Cara Cek Nama Penerima Bansos PKH 2025
Untuk memastikan apakah Anda terdaftar sebagai penerima PKH, Anda bisa melakukan pengecekan melalui dua cara:
-
Melalui Website Kemensos:
- Kunjungi laman https://cekbansos.kemensos.go.id/
- Pilih provinsi, kabupaten/kota, kecamatan, dan desa sesuai KTP.
- Masukkan nama lengkap sesuai KTP.
- Masukkan kode verifikasi, lalu klik “Cari Data”.
- Jika terdaftar, sistem akan menampilkan nama dan jenis bantuan yang diterima.
-
Melalui Aplikasi Cek Bansos:
- Unduh aplikasi “Cek Bansos” dari Play Store.
- Buat akun baru dengan mengisi data lengkap dan mengunggah foto diri serta KTP.
- Login ke aplikasi dan buka menu “Profil”.
- Informasi penerima bansos akan muncul di halaman profil, termasuk jenis bantuan dan anggota keluarga lain yang juga terdaftar.

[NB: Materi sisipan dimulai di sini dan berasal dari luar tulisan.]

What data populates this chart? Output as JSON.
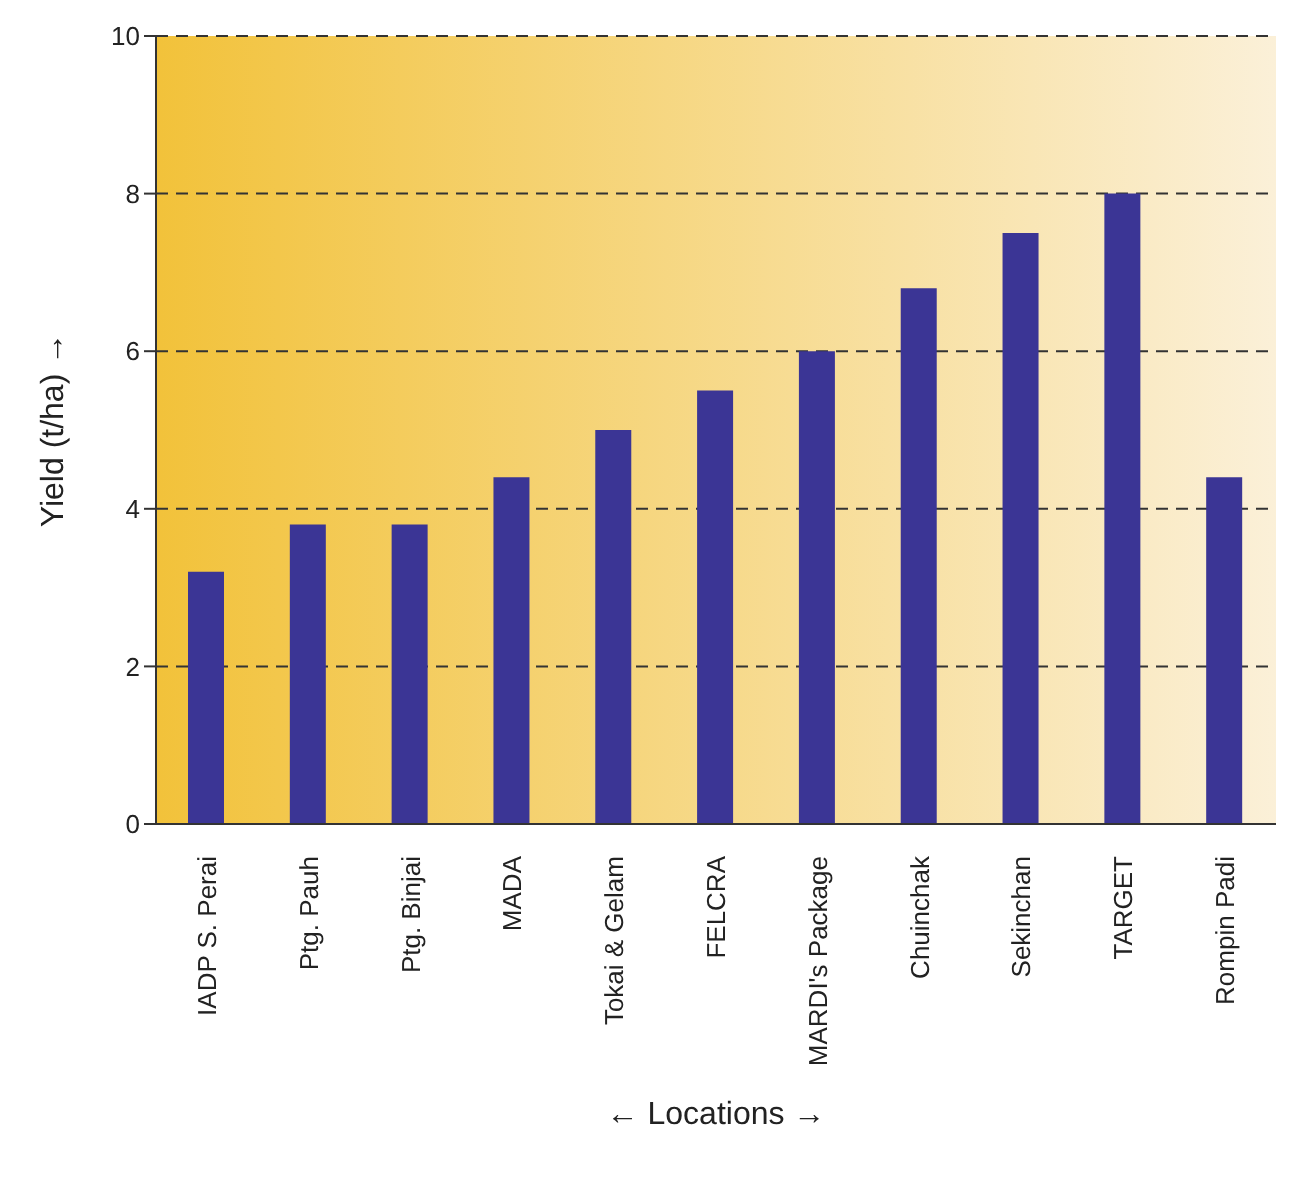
{
  "chart_data": {
    "type": "bar",
    "xlabel": "← Locations →",
    "ylabel": "Yield (t/ha) →",
    "categories": [
      "IADP S. Perai",
      "Ptg. Pauh",
      "Ptg. Binjai",
      "MADA",
      "Tokai & Gelam",
      "FELCRA",
      "MARDI's Package",
      "Chuinchak",
      "Sekinchan",
      "TARGET",
      "Rompin Padi"
    ],
    "values": [
      3.2,
      3.8,
      3.8,
      4.4,
      5.0,
      5.5,
      6.0,
      6.8,
      7.5,
      8.0,
      4.4
    ],
    "color": "#3b3595",
    "ylim": [
      0,
      10
    ],
    "yticks": [
      0,
      2,
      4,
      6,
      8,
      10
    ],
    "grid": "y"
  }
}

Cara Mencairkan Bantuan PKH
Pencairan bantuan dilakukan melalui Kartu Keluarga Sejahtera (KKS). Penerima manfaat bisa mencairkan dana melalui:
-
ATM Himbara (BNI, BRI, BTN, atau Mandiri).
-
Agen bank resmi atau e-warong di sekitar tempat tinggal.
-
Kantor Pos (bagi yang menerima undangan dari RT/RW setempat).
-
Pastikan membawa KKS dan identitas saat mencairkan bantuan. Penerima juga disarankan memeriksa saldo terlebih dahulu sebelum mencairkan dana.
Kendala di Lapangan
Hingga pertengahan Juni 2025, sejumlah daerah seperti Kabupaten Bangkalan belum menerima pencairan PKH tahap dua karena belum keluarnya Surat Keputusan (SK) penetapan data dari sistem DTSEN. Meski begitu, Kemensos menyatakan bahwa bantuan tetap akan disalurkan berdasarkan DTKS sebagai rujukan sementara, dan dijadwalkan cair paling lambat akhir Juni 2025.
Penutup
Bansos PKH tahap dua tahun 2025 menjadi bantuan penting untuk meringankan beban ekonomi keluarga miskin. Pastikan Anda memenuhi syarat, rutin memeriksa status di situs atau aplikasi resmi, dan menjaga keakuratan data diri agar tidak kehilangan hak atas bantuan ini.